El pensamiento de la modernidad es el pensamiento de la eficacia, un pensamiento en el que no caben las personas y sus aspiraciones más allá del catálogo ofrecido. La extensión de ese pensamiento a todas las esferas de la vida, como señaló Weber, es un hecho. La muestra es el contagio estilístico de los discursos, que se van impregnando de esa retórica hueca en todos los ámbitos de nuestra vida, convertida en listado de  actividades. Marca la educación, el amor, el trabajo, la política, etc. porque no se concibe ninguna acción que no tienda a ser productivamente eficiente. Vivir es "actuar" y hacerlo desde esa racionalidad.

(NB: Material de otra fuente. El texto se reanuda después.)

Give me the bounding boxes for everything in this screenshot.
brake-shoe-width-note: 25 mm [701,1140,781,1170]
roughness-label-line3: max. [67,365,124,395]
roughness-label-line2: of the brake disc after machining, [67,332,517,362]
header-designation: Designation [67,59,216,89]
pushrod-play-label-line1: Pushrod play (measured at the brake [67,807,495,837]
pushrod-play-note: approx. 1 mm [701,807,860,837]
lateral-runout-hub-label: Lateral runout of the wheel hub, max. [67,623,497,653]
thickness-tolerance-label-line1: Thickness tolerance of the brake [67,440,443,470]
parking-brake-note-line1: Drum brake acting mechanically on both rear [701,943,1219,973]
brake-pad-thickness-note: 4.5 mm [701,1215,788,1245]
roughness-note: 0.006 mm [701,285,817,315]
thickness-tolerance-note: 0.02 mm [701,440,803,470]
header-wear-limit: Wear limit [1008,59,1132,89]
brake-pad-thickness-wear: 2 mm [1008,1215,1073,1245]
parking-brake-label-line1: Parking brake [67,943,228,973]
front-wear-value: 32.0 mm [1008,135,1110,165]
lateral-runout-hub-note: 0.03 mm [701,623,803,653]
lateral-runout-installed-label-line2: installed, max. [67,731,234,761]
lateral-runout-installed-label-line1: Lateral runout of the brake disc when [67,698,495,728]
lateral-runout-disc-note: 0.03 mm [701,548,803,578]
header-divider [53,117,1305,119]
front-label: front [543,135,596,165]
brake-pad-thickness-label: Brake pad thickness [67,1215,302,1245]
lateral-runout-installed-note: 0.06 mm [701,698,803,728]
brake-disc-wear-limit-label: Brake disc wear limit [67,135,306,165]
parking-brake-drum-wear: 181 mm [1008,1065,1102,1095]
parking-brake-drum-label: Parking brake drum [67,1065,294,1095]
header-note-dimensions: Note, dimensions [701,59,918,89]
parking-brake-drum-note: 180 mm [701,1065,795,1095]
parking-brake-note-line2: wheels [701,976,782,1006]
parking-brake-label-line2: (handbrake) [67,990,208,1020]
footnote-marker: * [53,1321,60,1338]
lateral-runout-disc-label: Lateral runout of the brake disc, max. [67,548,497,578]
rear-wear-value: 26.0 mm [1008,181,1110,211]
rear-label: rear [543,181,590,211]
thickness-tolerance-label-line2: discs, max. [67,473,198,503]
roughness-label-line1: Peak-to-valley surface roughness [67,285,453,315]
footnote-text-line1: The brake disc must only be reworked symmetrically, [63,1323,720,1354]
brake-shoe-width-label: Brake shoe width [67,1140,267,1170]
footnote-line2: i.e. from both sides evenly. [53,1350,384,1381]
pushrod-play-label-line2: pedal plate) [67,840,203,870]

La necesidad de sumergirse en los ríos de la idiotez para tener una alternativa a la felicidad está presente en los discursos críticos del siglo diecinueve, hasta los poetas lo vieron, momento en el que se es consciente dolorosamente del tránsito de un mundo angustiosamente personal a otro felizmente impersonal, saturado de ofertas y gangas vitales. El otro camino es el de la incomprensión exterior para dedicarse al doloroso hecho de preguntarse cada día por el sentido, por el aquí y el ahora, por el pasado y el futuro, fines y medios, y un sinfín de viejos conceptos olvidados.
Asusta ver las miradas con las que algunos sostienen sus palabras; ese grado de firmeza y seguridad. Son miradas que transmiten la confianza necesaria para que la máquina continúe funcionando. Si quiere vivir tranquilo, siga el protocolo, consulte el catálogo; no le dé más vueltas. Si no, aténgase a las consecuencias.


*Claude Dubar (2002): La crisis de las identidades. La interpretación de una mutación. Edicions Bellaterra, Barcelona.